EHRC warns that the health crisis must not become a justice crisis

With the use of video and phone hearings being expanded by the Ministry of Justice in response to Covid-19, the Equality and Human Rights Commission (EHRC) is concerned that the health crisis does not become a justice crisis.

Apr 22, 2020
By Paul Jacques
David Isaac

While it is not calling for video and audio hearings to be halted, it says there “is not enough evidence” to determine how the design and implementation of digital justice impacts those with disabilities.

It warns that there is a heightened risk that disabled people may not be able to realise their right to a fair trial if their specific needs are not recognised and met during remote hearings.

In particular, it says the use of video hearings in England and Wales can “significantly hinder communication and understanding” for people with learning disabilities, autism spectrum disorders and mental health conditions.

The EHRC has just published the interim findings from its criminal justice inquiry that it hopes will help mitigate the risks that these technologies pose to disabled people.

It says the overriding concern during the Covid-19 pandemic must be to protect lives, adding: “This virus has led to unprecedented changes in how people live, including major challenges for the criminal justice system. During this period the EHRC will be checking that emergency changes do not place protected groups at further disadvantage and deepen entrenched inequality.

“Defendants’ needs must be identified from the outset so that ‘adjustments’ can be put in place.”

The EHRC warns that if this does not happen, then disabled people are at risk of not understanding the charges they face, the advice they receive or the legal process, so cannot participate effectively in legal proceedings against them.

It says these adjustments could include the use of intermediaries, allowing extra time for breaks, or providing information using visual aids.

With a lack of data currently available on the use of remote hearings, the EHRC is encouraging government to begin collecting this data now to inform its use in the future.

EHRC chair David Isaac said: “Coronavirus presents an unprecedented public health emergency and we know that the Government is working hard to allow our justice system to continue to function. A focus on priority cases and changing working practices is essential to achieve this.

“We are keen to work with government as they adapt the criminal justice system to meet the pandemic. It is vital that any new approaches should not accentuate the difficulties that already exist for disabled people in accessing justice.

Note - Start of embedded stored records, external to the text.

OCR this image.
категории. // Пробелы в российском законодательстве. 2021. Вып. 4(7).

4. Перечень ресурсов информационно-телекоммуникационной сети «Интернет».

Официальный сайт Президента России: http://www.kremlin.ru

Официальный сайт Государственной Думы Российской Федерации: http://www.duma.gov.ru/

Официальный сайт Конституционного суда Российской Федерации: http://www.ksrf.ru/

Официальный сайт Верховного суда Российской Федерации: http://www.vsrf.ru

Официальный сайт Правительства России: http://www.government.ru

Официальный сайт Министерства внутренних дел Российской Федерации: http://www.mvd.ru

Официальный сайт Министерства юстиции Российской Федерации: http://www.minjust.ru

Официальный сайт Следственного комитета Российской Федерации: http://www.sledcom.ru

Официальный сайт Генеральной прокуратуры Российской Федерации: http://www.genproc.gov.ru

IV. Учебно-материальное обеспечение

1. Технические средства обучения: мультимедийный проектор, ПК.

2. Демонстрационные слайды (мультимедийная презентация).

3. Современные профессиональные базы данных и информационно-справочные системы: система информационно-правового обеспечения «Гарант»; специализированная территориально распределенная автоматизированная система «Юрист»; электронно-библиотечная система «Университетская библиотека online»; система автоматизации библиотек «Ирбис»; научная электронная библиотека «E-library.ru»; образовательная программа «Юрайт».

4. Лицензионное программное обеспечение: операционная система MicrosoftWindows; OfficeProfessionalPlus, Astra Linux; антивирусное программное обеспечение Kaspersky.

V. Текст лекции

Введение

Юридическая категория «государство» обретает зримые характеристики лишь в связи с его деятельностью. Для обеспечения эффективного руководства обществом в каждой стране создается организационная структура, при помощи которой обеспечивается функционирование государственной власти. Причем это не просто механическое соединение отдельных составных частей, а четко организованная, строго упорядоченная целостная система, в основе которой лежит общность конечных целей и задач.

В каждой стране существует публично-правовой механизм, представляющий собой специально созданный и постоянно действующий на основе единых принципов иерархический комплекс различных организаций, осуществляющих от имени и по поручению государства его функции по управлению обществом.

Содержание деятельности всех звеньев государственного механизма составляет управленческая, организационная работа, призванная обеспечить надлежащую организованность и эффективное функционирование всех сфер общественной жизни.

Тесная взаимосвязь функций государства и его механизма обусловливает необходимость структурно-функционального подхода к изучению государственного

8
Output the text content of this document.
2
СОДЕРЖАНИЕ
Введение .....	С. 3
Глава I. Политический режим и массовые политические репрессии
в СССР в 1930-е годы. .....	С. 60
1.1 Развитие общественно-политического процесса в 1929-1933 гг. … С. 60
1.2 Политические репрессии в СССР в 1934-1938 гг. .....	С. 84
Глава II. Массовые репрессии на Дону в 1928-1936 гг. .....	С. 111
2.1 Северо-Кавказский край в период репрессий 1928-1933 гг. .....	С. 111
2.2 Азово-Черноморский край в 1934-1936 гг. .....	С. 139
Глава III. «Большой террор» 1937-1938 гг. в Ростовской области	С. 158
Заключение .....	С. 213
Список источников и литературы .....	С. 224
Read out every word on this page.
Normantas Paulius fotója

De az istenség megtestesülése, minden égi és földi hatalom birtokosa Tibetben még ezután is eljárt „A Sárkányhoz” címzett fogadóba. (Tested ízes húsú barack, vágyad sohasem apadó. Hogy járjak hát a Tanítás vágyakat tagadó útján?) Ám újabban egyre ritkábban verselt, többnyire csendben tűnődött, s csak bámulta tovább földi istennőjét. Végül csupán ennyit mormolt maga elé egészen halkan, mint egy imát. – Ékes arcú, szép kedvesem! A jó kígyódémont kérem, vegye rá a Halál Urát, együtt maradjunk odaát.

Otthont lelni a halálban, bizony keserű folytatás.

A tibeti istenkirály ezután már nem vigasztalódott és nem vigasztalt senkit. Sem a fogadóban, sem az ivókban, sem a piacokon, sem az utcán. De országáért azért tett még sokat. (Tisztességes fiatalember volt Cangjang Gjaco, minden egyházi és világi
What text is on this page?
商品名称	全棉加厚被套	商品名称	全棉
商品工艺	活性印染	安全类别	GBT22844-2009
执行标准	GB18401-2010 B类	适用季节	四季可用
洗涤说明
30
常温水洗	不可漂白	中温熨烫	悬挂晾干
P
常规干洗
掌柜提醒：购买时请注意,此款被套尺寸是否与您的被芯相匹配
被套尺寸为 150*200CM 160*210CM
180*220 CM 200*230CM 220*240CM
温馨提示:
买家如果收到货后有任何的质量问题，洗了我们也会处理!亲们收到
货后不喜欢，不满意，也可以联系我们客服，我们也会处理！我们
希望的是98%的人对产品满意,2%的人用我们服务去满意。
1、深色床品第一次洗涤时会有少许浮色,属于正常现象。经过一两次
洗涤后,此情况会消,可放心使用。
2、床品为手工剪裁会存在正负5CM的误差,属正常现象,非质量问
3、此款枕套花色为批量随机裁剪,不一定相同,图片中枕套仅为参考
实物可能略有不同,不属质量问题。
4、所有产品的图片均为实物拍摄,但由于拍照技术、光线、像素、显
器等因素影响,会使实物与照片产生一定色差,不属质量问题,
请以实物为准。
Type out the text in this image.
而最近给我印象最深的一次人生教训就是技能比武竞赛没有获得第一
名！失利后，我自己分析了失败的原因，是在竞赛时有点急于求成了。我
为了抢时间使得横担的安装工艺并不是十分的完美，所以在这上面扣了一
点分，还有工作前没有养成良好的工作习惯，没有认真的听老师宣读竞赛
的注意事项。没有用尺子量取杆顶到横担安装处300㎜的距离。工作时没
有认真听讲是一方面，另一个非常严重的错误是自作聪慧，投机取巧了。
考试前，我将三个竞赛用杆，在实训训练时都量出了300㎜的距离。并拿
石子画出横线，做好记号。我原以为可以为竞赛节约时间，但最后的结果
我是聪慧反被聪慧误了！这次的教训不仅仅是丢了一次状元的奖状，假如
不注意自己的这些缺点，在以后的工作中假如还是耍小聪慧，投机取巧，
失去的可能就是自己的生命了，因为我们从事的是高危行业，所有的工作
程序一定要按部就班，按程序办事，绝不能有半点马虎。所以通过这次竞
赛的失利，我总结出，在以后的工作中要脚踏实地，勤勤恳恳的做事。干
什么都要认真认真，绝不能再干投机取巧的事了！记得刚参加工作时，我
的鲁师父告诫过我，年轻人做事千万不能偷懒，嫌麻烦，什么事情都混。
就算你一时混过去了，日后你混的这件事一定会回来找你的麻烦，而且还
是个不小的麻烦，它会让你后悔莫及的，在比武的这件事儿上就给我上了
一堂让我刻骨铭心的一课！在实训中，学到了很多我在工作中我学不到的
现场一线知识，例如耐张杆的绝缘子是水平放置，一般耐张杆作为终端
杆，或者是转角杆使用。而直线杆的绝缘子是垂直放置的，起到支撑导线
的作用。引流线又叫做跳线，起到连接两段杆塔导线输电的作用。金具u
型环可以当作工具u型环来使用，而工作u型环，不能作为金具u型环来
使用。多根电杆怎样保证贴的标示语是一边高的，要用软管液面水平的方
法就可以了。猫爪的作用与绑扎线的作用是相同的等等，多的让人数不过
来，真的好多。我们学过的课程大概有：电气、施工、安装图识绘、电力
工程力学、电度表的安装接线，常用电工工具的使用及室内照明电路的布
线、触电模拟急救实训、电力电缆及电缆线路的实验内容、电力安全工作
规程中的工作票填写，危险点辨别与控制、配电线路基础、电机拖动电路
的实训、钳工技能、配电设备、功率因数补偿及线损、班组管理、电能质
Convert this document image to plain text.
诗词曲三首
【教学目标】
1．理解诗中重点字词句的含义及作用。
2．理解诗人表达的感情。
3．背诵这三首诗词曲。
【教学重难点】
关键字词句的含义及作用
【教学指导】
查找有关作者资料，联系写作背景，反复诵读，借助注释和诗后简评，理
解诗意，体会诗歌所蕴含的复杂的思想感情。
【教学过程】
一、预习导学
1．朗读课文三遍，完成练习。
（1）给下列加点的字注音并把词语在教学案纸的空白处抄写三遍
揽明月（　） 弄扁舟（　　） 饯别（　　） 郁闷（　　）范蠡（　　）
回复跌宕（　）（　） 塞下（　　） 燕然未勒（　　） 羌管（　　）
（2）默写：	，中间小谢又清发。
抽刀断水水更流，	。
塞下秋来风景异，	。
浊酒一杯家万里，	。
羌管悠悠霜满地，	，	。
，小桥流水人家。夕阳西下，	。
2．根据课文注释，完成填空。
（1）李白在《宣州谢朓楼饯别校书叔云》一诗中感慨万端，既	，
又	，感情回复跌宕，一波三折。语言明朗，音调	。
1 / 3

“Our interim report shows that there currently isn’t enough evidence to determine how the design and implementation of video-links and digital justice impacts individuals. We make a number of recommendations to help reduce the risk that disabled people could be wrongly convicted or receive inappropriate sentences. Equality before the law means that no one defending themselves in court should be disadvantaged because they are disabled – even during a time of national crisis.”

The EHRC’s interim report includes evidence from criminal justice professionals, ex-defendants and government departments about the impact video technology has on identifying impairments and on participation, and the adjustments required. It also makes a number of recommendations for the Government to mitigate the risks it has identified, including:

  • Use the emerging evidence from the pilots for video enabled justice to inform how the rapid expansion of remote hearings is implemented;
  • Ensure that defendants have accessible information that explains their right to raise issues that they may have with participation, and accessible mechanisms that enable them to do so;
  • Ensure that all frontline professionals, including judges, police and health workers, give greater consideration to identifying people for whom video hearings would be unsuitable;
  • Support liaison and diversion services to make recommendations on adjustments, including postponing non-urgent cases;
  • Consider the use of registered intermediaries to provide remote communications support to defendants in video hearings; and
  • Consider using audio and video recordings of hearings as part of the evidence base to evaluate remote hearings.

Now in the tenth year of the Equality Act 2010, the EHRC says the criminal justice system must do more for disabled people accused of a crime. Its inquiry is examining whether people with mental health conditions, cognitive impairments and neuro-diverse conditions including autism and ADHD (attention deficit hyperactivity disorder) are experiencing discrimination and being put at risk of miscarriages of justice due to a lack of support.

The EHRC says it will continuing to monitor the impact of additional measures to tackle coronavirus and work with government and Parliament to ensure that emergency legislation is properly scrutinised and reviewed at the appropriate times.

The full report will be published later this year.